Der Vorschlag wird der Ständigen Kommission des Kongresses der Union vorgelegt. Es schlägt die Aufhebung der Bestimmungen des Telekommunikations- und Rundfunkgesetzes vor, die die obligatorische Registrierung von Mobilfunkanschlüssen als Voraussetzung für die Aktivierung oder Aufrechterhaltung des Dienstes vorsehen.

Barrales erklärte, dass er die Artikel 103, 164 Abschnitt III und den dreißigsten Übergangsartikel dieser Gesetzgebung streichen wolle. Ziel ist es, das System aufzuheben, das Benutzer dazu zwingt, persönliche Daten anzugeben, um ihre Leitungen aufrechtzuerhalten.

Vernichtung der gesammelten Daten

Die Initiative erwägt auch die endgültige Vernichtung der über diesen Mechanismus gesammelten Daten.
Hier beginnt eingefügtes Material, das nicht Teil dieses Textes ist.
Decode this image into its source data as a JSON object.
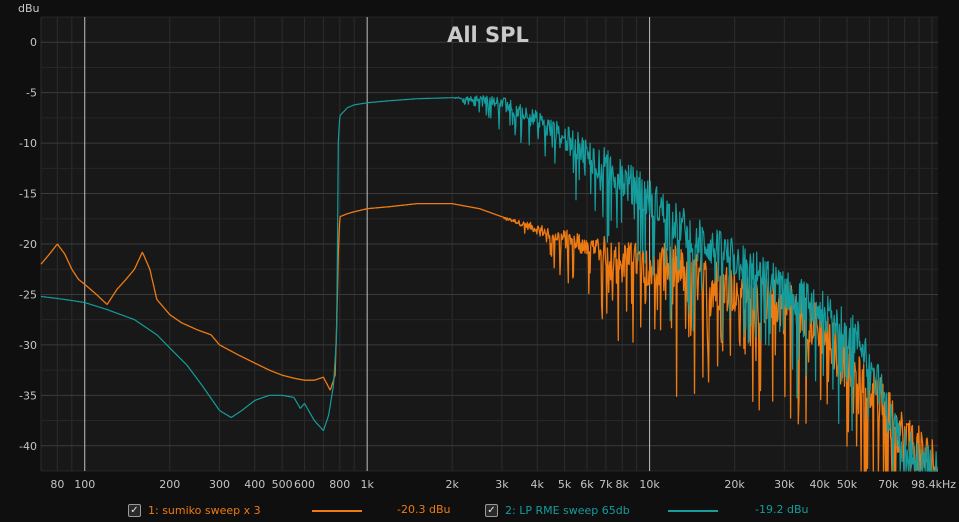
{
  "chart_data": {
    "type": "line",
    "title": "All SPL",
    "ylabel": "dBu",
    "xlabel": "",
    "x_scale": "log",
    "xlim": [
      70,
      105000
    ],
    "ylim": [
      -42.5,
      2.5
    ],
    "grid": true,
    "y_ticks": [
      0,
      -5,
      -10,
      -15,
      -20,
      -25,
      -30,
      -35,
      -40
    ],
    "y_tick_labels": [
      "0",
      "-5",
      "-10",
      "-15",
      "-20",
      "-25",
      "-30",
      "-35",
      "-40"
    ],
    "x_ticks": [
      80,
      100,
      200,
      300,
      400,
      500,
      600,
      800,
      1000,
      2000,
      3000,
      4000,
      5000,
      6000,
      7000,
      8000,
      10000,
      20000,
      30000,
      40000,
      50000,
      70000,
      98400
    ],
    "x_tick_labels": [
      "80",
      "100",
      "200",
      "300",
      "400",
      "500",
      "600",
      "800",
      "1k",
      "2k",
      "3k",
      "4k",
      "5k",
      "6k",
      "7k",
      "8k",
      "10k",
      "20k",
      "30k",
      "40k",
      "50k",
      "70k",
      "98.4kHz"
    ],
    "x_major_lines": [
      100,
      1000,
      10000
    ],
    "series": [
      {
        "name": "1: sumiko sweep x 3",
        "color": "#ee7a12",
        "summary_value": "-20.3 dBu",
        "x": [
          70,
          75,
          80,
          85,
          90,
          95,
          100,
          110,
          120,
          130,
          140,
          150,
          160,
          170,
          180,
          200,
          220,
          250,
          280,
          300,
          350,
          400,
          450,
          500,
          550,
          600,
          650,
          700,
          740,
          760,
          770,
          780,
          790,
          800,
          850,
          900,
          1000,
          1200,
          1500,
          2000,
          2500,
          3000,
          4000,
          5000,
          6000,
          8000,
          10000,
          12000,
          15000,
          20000,
          25000,
          30000,
          35000,
          40000,
          45000,
          50000,
          60000,
          70000,
          80000,
          90000,
          98400
        ],
        "y": [
          -22,
          -21,
          -20,
          -21,
          -22.5,
          -23.5,
          -24,
          -25,
          -26,
          -24.5,
          -23.5,
          -22.5,
          -20.8,
          -22.5,
          -25.5,
          -27,
          -27.8,
          -28.5,
          -29,
          -30,
          -31,
          -31.8,
          -32.5,
          -33,
          -33.3,
          -33.5,
          -33.5,
          -33.2,
          -34.5,
          -33.5,
          -33,
          -28,
          -21,
          -17.3,
          -17,
          -16.8,
          -16.5,
          -16.3,
          -16,
          -16,
          -16.5,
          -17.3,
          -18.5,
          -19.5,
          -20,
          -21.5,
          -22,
          -22.5,
          -23.5,
          -24.5,
          -25.5,
          -26,
          -27,
          -28.5,
          -30,
          -31.5,
          -34,
          -37,
          -39,
          -40.5,
          -41.5
        ],
        "noise_from_hz": 3000,
        "noise_dB": 5
      },
      {
        "name": "2: LP RME sweep 65db",
        "color": "#159c9c",
        "summary_value": "-19.2 dBu",
        "x": [
          70,
          80,
          90,
          100,
          120,
          150,
          180,
          200,
          230,
          260,
          300,
          330,
          360,
          400,
          450,
          500,
          550,
          580,
          600,
          620,
          650,
          700,
          730,
          760,
          780,
          790,
          800,
          850,
          900,
          1000,
          1200,
          1500,
          2000,
          2500,
          3000,
          3500,
          4000,
          5000,
          6000,
          7000,
          8000,
          10000,
          12000,
          15000,
          20000,
          25000,
          30000,
          35000,
          40000,
          45000,
          50000,
          55000,
          60000,
          65000,
          70000,
          80000,
          90000,
          98400
        ],
        "y": [
          -25.2,
          -25.4,
          -25.6,
          -25.8,
          -26.5,
          -27.5,
          -29,
          -30.3,
          -32,
          -34,
          -36.5,
          -37.2,
          -36.5,
          -35.5,
          -35,
          -35,
          -35.2,
          -36.3,
          -35.8,
          -36.5,
          -37.5,
          -38.5,
          -37,
          -34,
          -29,
          -10,
          -7.3,
          -6.5,
          -6.2,
          -6,
          -5.8,
          -5.6,
          -5.5,
          -5.6,
          -6,
          -6.8,
          -7.8,
          -9.5,
          -11,
          -12.3,
          -13.5,
          -15.5,
          -17.5,
          -19.5,
          -21.5,
          -23,
          -24.5,
          -25.5,
          -26.5,
          -27.5,
          -28.5,
          -29.5,
          -31,
          -34,
          -37,
          -40,
          -41.5,
          -42
        ],
        "noise_from_hz": 2000,
        "noise_dB": 4
      }
    ]
  }
}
Damit soll verhindert werden, dass die Informationen von Behörden oder Einzelpersonen wiederverwendet, übertragen oder für andere Zwecke verwendet werden.

Der Senator vertritt die Auffassung, dass der Zugang zu Informationstechnologien und Telekommunikationsdiensten ein in der Verfassung anerkanntes Recht sei. Daher muss jede Maßnahme, die ihre Verwendung bedingt, unter Kriterien des Schutzes der Privatsphäre und der Bürgerrechte analysiert werden.

Sollte diese Initiative umgesetzt werden, wäre sie ein Fortschritt beim Schutz personenbezogener Daten und der Verteidigung der Nutzerrechte in der Telekommunikation.